Abstract
Background
Dried blood spots (DBS) are a reliable tool to diagnose viremic HCV infection. We evaluated the clinical performance of a DBS-based molecular assay for the assessment of cure and reinfection after on-site treatment at a harm reduction centre (HRC). Genotyping from DBS samples was also assessed to discriminate reinfection from treatment failure.
Methods
People who inject drugs (PWID) from an ongoing microelimination pilot at the largest HRC in Barcelona were included in the study.
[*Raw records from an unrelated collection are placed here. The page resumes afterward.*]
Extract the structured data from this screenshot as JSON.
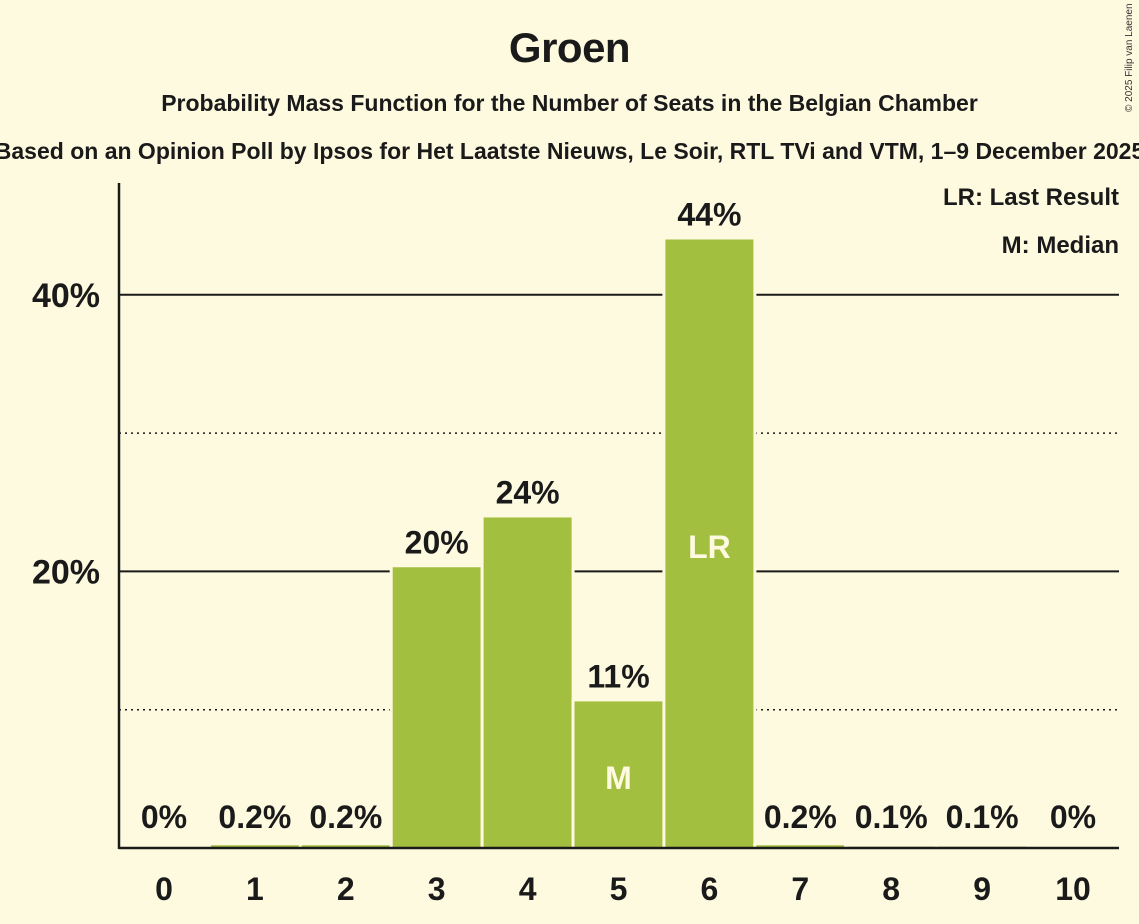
{
  "header": {
    "title": "Groen",
    "subtitle": "Probability Mass Function for the Number of Seats in the Belgian Chamber",
    "subsubtitle": "Based on an Opinion Poll by Ipsos for Het Laatste Nieuws, Le Soir, RTL TVi and VTM, 1–9 December 2025",
    "copyright": "© 2025 Filip van Laenen"
  },
  "legend": {
    "lr": "LR: Last Result",
    "m": "M: Median"
  },
  "colors": {
    "background": "#fefae0",
    "bar": "#a3bf40",
    "text": "#1a1a1a",
    "bar_label": "#fefae0"
  },
  "chart_data": {
    "type": "bar",
    "title": "Groen",
    "subtitle": "Probability Mass Function for the Number of Seats in the Belgian Chamber",
    "xlabel": "",
    "ylabel": "",
    "categories": [
      "0",
      "1",
      "2",
      "3",
      "4",
      "5",
      "6",
      "7",
      "8",
      "9",
      "10"
    ],
    "values": [
      0,
      0.2,
      0.2,
      20.3,
      23.9,
      10.6,
      44.0,
      0.2,
      0.1,
      0.1,
      0
    ],
    "value_labels": [
      "0%",
      "0.2%",
      "0.2%",
      "20%",
      "24%",
      "11%",
      "44%",
      "0.2%",
      "0.1%",
      "0.1%",
      "0%"
    ],
    "bar_annotations": {
      "5": "M",
      "6": "LR"
    },
    "y_ticks": [
      "20%",
      "40%"
    ],
    "y_tick_values": [
      20,
      40
    ],
    "minor_gridlines": [
      10,
      30
    ],
    "ylim": [
      0,
      48
    ],
    "grid": true,
    "legend_position": "top-right",
    "legend": [
      "LR: Last Result",
      "M: Median"
    ]
  }
}
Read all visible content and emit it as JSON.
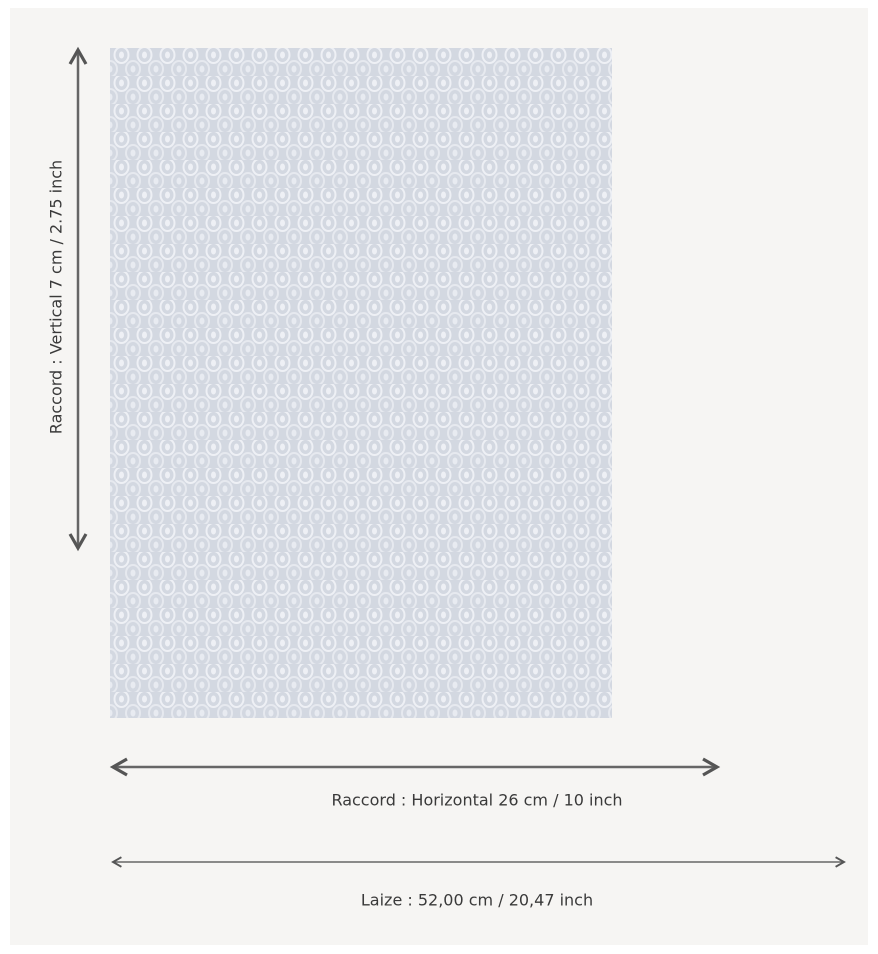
{
  "dimensions": {
    "vertical_repeat": "Raccord : Vertical 7 cm / 2.75 inch",
    "horizontal_repeat": "Raccord : Horizontal 26 cm / 10 inch",
    "width": "Laize : 52,00 cm / 20,47 inch"
  }
}
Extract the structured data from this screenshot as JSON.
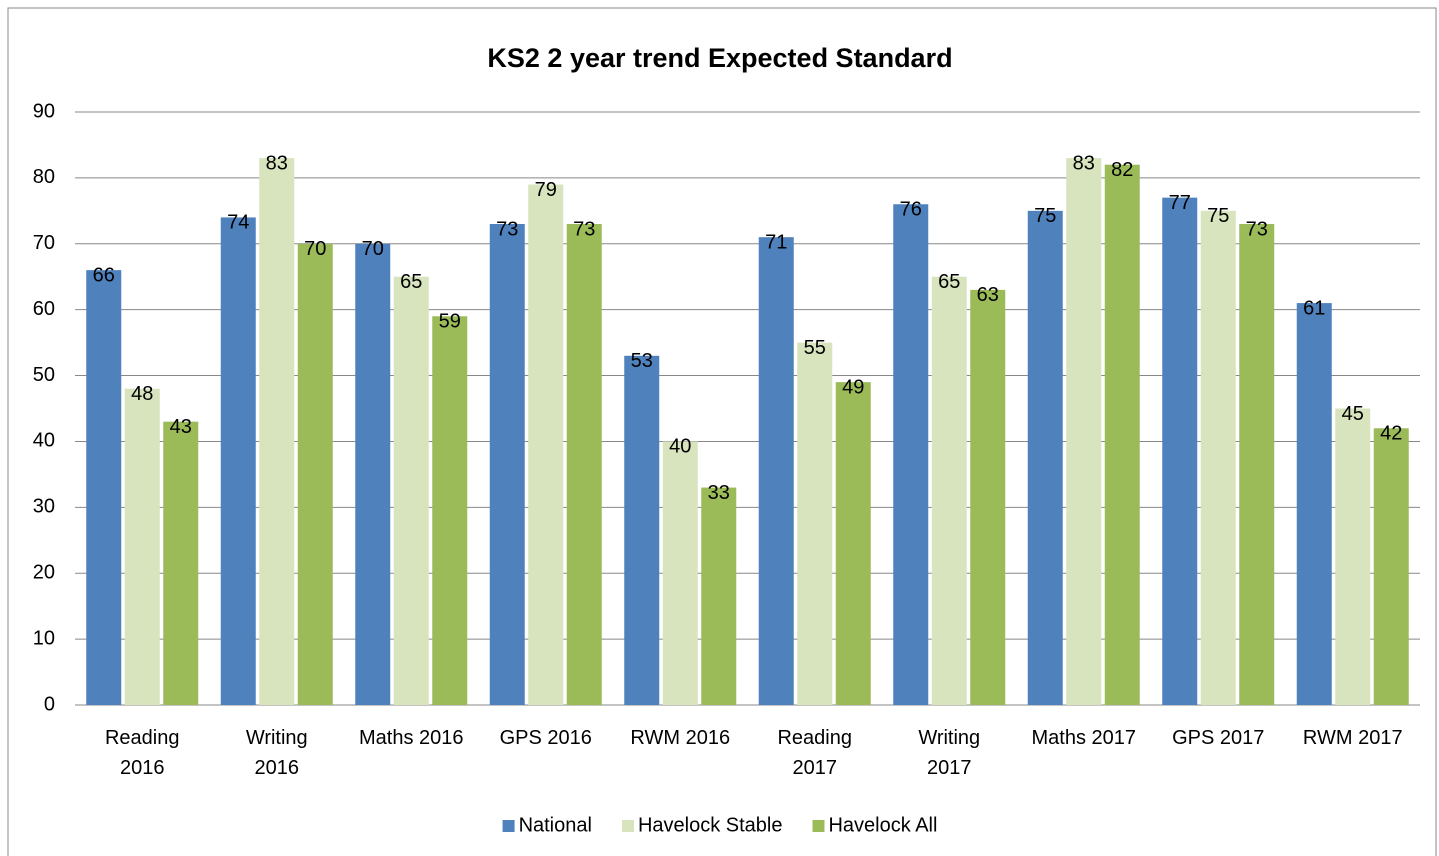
{
  "chart_data": {
    "type": "bar",
    "title": "KS2 2 year trend Expected Standard",
    "categories": [
      "Reading 2016",
      "Writing 2016",
      "Maths 2016",
      "GPS 2016",
      "RWM 2016",
      "Reading 2017",
      "Writing 2017",
      "Maths 2017",
      "GPS 2017",
      "RWM 2017"
    ],
    "series": [
      {
        "name": "National",
        "color": "#4f81bd",
        "values": [
          66,
          74,
          70,
          73,
          53,
          71,
          76,
          75,
          77,
          61
        ]
      },
      {
        "name": "Havelock Stable",
        "color": "#d7e4bd",
        "values": [
          48,
          83,
          65,
          79,
          40,
          55,
          65,
          83,
          75,
          45
        ]
      },
      {
        "name": "Havelock All",
        "color": "#9bbb59",
        "values": [
          43,
          70,
          59,
          73,
          33,
          49,
          63,
          82,
          73,
          42
        ]
      }
    ],
    "ylim": [
      0,
      90
    ],
    "yticks": [
      0,
      10,
      20,
      30,
      40,
      50,
      60,
      70,
      80,
      90
    ],
    "grid": true,
    "legend": "bottom"
  }
}
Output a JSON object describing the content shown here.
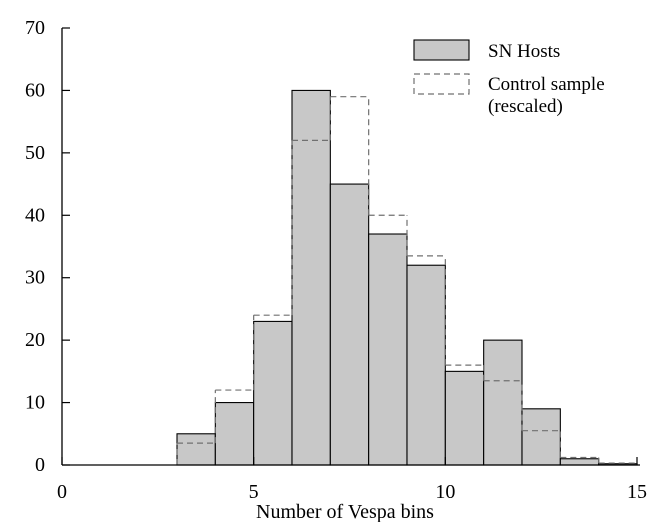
{
  "chart_data": {
    "type": "bar",
    "subtype": "histogram",
    "bin_edges": [
      0,
      1,
      2,
      3,
      4,
      5,
      6,
      7,
      8,
      9,
      10,
      11,
      12,
      13,
      14,
      15
    ],
    "series": [
      {
        "name": "SN Hosts",
        "style": "filled",
        "color": "#c8c8c8",
        "values": [
          0,
          0,
          0,
          5,
          10,
          23,
          60,
          45,
          37,
          32,
          15,
          20,
          9,
          1,
          0.2
        ]
      },
      {
        "name": "Control sample (rescaled)",
        "style": "dashed",
        "color": "#707070",
        "values": [
          0,
          0,
          0,
          3.5,
          12,
          24,
          52,
          59,
          40,
          33.5,
          16,
          13.5,
          5.5,
          1.2,
          0.3
        ]
      }
    ],
    "xlabel": "Number of Vespa bins",
    "ylabel": "",
    "xlim": [
      0,
      15
    ],
    "ylim": [
      0,
      70
    ],
    "xticks": [
      0,
      5,
      10,
      15
    ],
    "yticks": [
      0,
      10,
      20,
      30,
      40,
      50,
      60,
      70
    ],
    "grid": false,
    "legend": {
      "position": "top-right",
      "entries": [
        {
          "series": 0,
          "lines": [
            "SN Hosts"
          ]
        },
        {
          "series": 1,
          "lines": [
            "Control sample",
            "(rescaled)"
          ]
        }
      ]
    }
  }
}
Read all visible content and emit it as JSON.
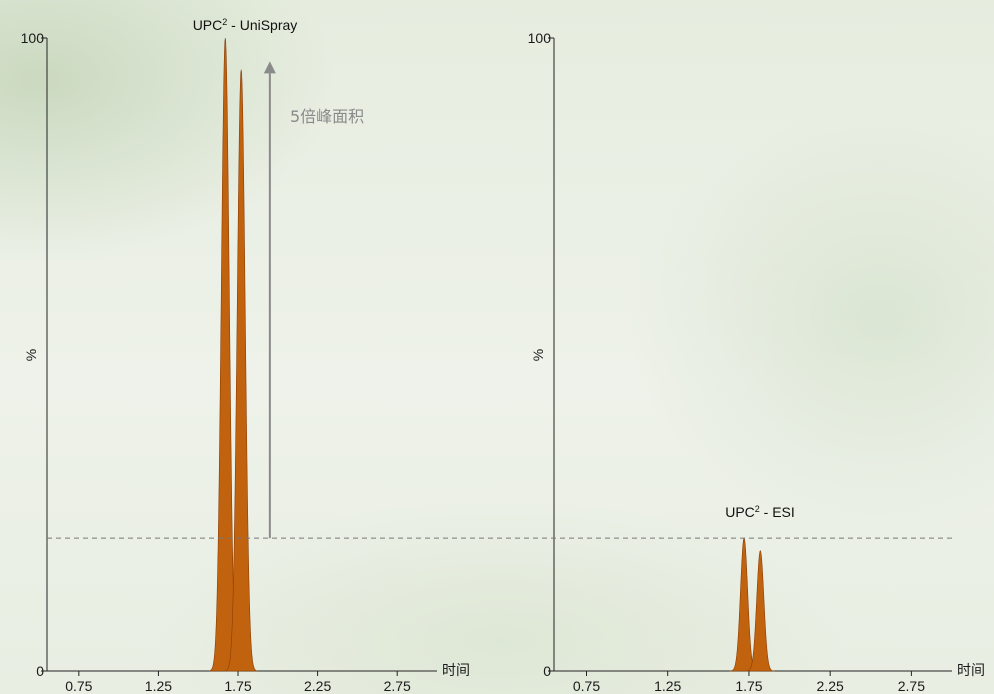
{
  "chart_data": [
    {
      "type": "line",
      "title_main": "UPC",
      "title_sup": "2",
      "title_rest": " - UniSpray",
      "ylabel": "%",
      "xlabel": "时间",
      "x_ticks": [
        0.75,
        1.25,
        1.75,
        2.25,
        2.75
      ],
      "x_tick_labels": [
        "0.75",
        "1.25",
        "1.75",
        "2.25",
        "2.75"
      ],
      "y_ticks": [
        0,
        100
      ],
      "y_tick_labels": [
        "0",
        "100"
      ],
      "xlim": [
        0.55,
        3.0
      ],
      "ylim": [
        0,
        100
      ],
      "fill_color": "#c1620f",
      "series": [
        {
          "peaks": [
            {
              "x": 1.67,
              "height": 100,
              "width": 0.025
            },
            {
              "x": 1.77,
              "height": 95,
              "width": 0.025
            }
          ]
        }
      ],
      "reference_line": {
        "y": 21,
        "style": "dashed",
        "color": "#777777"
      },
      "annotation": {
        "text": "5倍峰面积",
        "arrow_x": 1.95,
        "arrow_from_y": 21,
        "arrow_to_y": 96,
        "color": "#8a8a8a"
      }
    },
    {
      "type": "line",
      "title_main": "UPC",
      "title_sup": "2",
      "title_rest": " - ESI",
      "ylabel": "%",
      "xlabel": "时间",
      "x_ticks": [
        0.75,
        1.25,
        1.75,
        2.25,
        2.75
      ],
      "x_tick_labels": [
        "0.75",
        "1.25",
        "1.75",
        "2.25",
        "2.75"
      ],
      "y_ticks": [
        0,
        100
      ],
      "y_tick_labels": [
        "0",
        "100"
      ],
      "xlim": [
        0.55,
        3.0
      ],
      "ylim": [
        0,
        100
      ],
      "fill_color": "#c1620f",
      "series": [
        {
          "peaks": [
            {
              "x": 1.72,
              "height": 21,
              "width": 0.022
            },
            {
              "x": 1.82,
              "height": 19,
              "width": 0.022
            }
          ]
        }
      ],
      "reference_line": {
        "y": 21,
        "style": "dashed",
        "color": "#777777"
      }
    }
  ]
}
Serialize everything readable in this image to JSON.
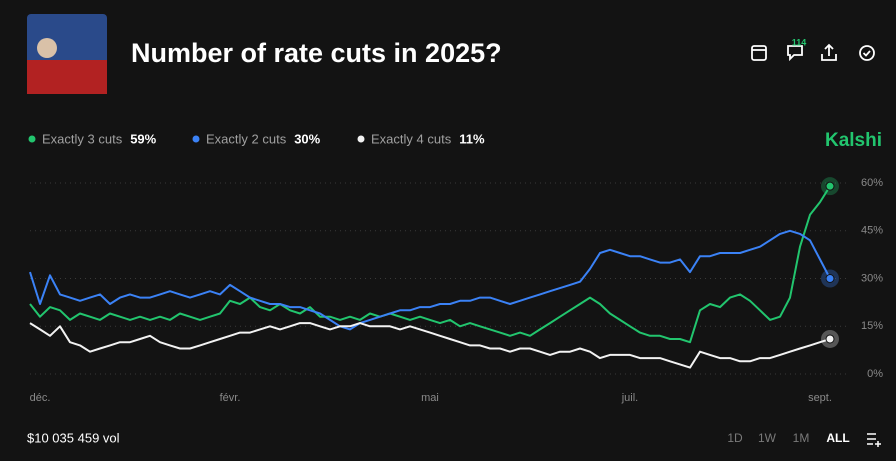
{
  "header": {
    "title": "Number of rate cuts in 2025?",
    "comment_count": 114,
    "brand": "Kalshi"
  },
  "chart_data": {
    "type": "line",
    "categories": [
      null,
      "déc.",
      null,
      null,
      null,
      null,
      null,
      null,
      null,
      null,
      null,
      null,
      null,
      null,
      null,
      null,
      null,
      null,
      null,
      null,
      "févr.",
      null,
      null,
      null,
      null,
      null,
      null,
      null,
      null,
      null,
      null,
      null,
      null,
      null,
      null,
      null,
      null,
      null,
      null,
      null,
      "mai",
      null,
      null,
      null,
      null,
      null,
      null,
      null,
      null,
      null,
      null,
      null,
      null,
      null,
      null,
      null,
      null,
      null,
      null,
      null,
      "juil.",
      null,
      null,
      null,
      null,
      null,
      null,
      null,
      null,
      null,
      null,
      null,
      null,
      null,
      null,
      null,
      null,
      null,
      null,
      "sept.",
      null
    ],
    "series": [
      {
        "name": "Exactly 3 cuts",
        "current_label": "59%",
        "color": "#22c56e",
        "values": [
          22,
          18,
          21,
          20,
          17,
          19,
          18,
          17,
          19,
          18,
          17,
          18,
          17,
          18,
          17,
          19,
          18,
          17,
          18,
          19,
          23,
          22,
          24,
          21,
          20,
          22,
          20,
          19,
          21,
          18,
          18,
          17,
          18,
          17,
          19,
          18,
          19,
          18,
          17,
          18,
          17,
          16,
          17,
          15,
          16,
          15,
          14,
          13,
          12,
          13,
          12,
          14,
          16,
          18,
          20,
          22,
          24,
          22,
          19,
          17,
          15,
          13,
          12,
          12,
          11,
          11,
          10,
          20,
          22,
          21,
          24,
          25,
          23,
          20,
          17,
          18,
          24,
          40,
          50,
          54,
          59
        ]
      },
      {
        "name": "Exactly 2 cuts",
        "current_label": "30%",
        "color": "#3b82f6",
        "values": [
          32,
          22,
          31,
          25,
          24,
          23,
          24,
          25,
          22,
          24,
          25,
          24,
          24,
          25,
          26,
          25,
          24,
          25,
          26,
          25,
          28,
          26,
          24,
          23,
          22,
          22,
          21,
          21,
          20,
          19,
          17,
          15,
          14,
          16,
          17,
          18,
          19,
          20,
          20,
          21,
          21,
          22,
          22,
          23,
          23,
          24,
          24,
          23,
          22,
          23,
          24,
          25,
          26,
          27,
          28,
          29,
          33,
          38,
          39,
          38,
          37,
          37,
          36,
          35,
          35,
          36,
          32,
          37,
          37,
          38,
          38,
          38,
          39,
          40,
          42,
          44,
          45,
          44,
          42,
          36,
          30
        ]
      },
      {
        "name": "Exactly 4 cuts",
        "current_label": "11%",
        "color": "#f2f2f2",
        "values": [
          16,
          14,
          12,
          15,
          10,
          9,
          7,
          8,
          9,
          10,
          10,
          11,
          12,
          10,
          9,
          8,
          8,
          9,
          10,
          11,
          12,
          13,
          13,
          14,
          15,
          14,
          15,
          16,
          16,
          15,
          14,
          15,
          15,
          16,
          15,
          15,
          15,
          14,
          15,
          14,
          13,
          12,
          11,
          10,
          9,
          9,
          8,
          8,
          7,
          8,
          8,
          7,
          6,
          7,
          7,
          8,
          7,
          5,
          6,
          6,
          6,
          5,
          5,
          5,
          4,
          3,
          2,
          7,
          6,
          5,
          5,
          4,
          4,
          5,
          5,
          6,
          7,
          8,
          9,
          10,
          11
        ]
      }
    ],
    "ylim": [
      0,
      60
    ],
    "yticks": [
      {
        "value": 0,
        "label": "0%"
      },
      {
        "value": 15,
        "label": "15%"
      },
      {
        "value": 30,
        "label": "30%"
      },
      {
        "value": 45,
        "label": "45%"
      },
      {
        "value": 60,
        "label": "60%"
      }
    ],
    "grid": true
  },
  "footer": {
    "volume": "$10 035 459 vol",
    "ranges": [
      "1D",
      "1W",
      "1M",
      "ALL"
    ],
    "active_range": "ALL"
  }
}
HCV-RNA detection from DBS collected after treatment (with follow-up at 12, 36 and 60 weeks) was compared with a molecular point-of-care test using finger-stick blood (GeneXpert). Baseline and follow-up DBS samples were genotyped by NS5B sequencing or commercial real-time PCR.
Results
Among treated patients, 193 follow-up DBS samples were tested. The DBS-based assay showed 100% specificity (129/129), and sensitivity ranged from 84.4% to 96.1% according to different viral load cut-offs (from detectable to 3000 IU/mL). Sensitivity as test of cure (follow-up 12) ranged from 85.1 to 97.4%. Among the 64 patients with recurrent viremia, 10.9% had low viral loads (≤1000 IU/mL); HCV genotyping allowed us to classify 73.5% of viremic cases either as reinfection or as treatment failure.
Conclusions
DBS samples are useful to assess cure and differentiate reinfection from relapse after HCV antiviral treatment in the real world, facilitating decentralization of treatment and post-treatment follow-up in PWID. However, a fraction of patients presented with low viral loads, limiting viremia detection and genotyping in DBS and, therefore, repeat testing is recommended.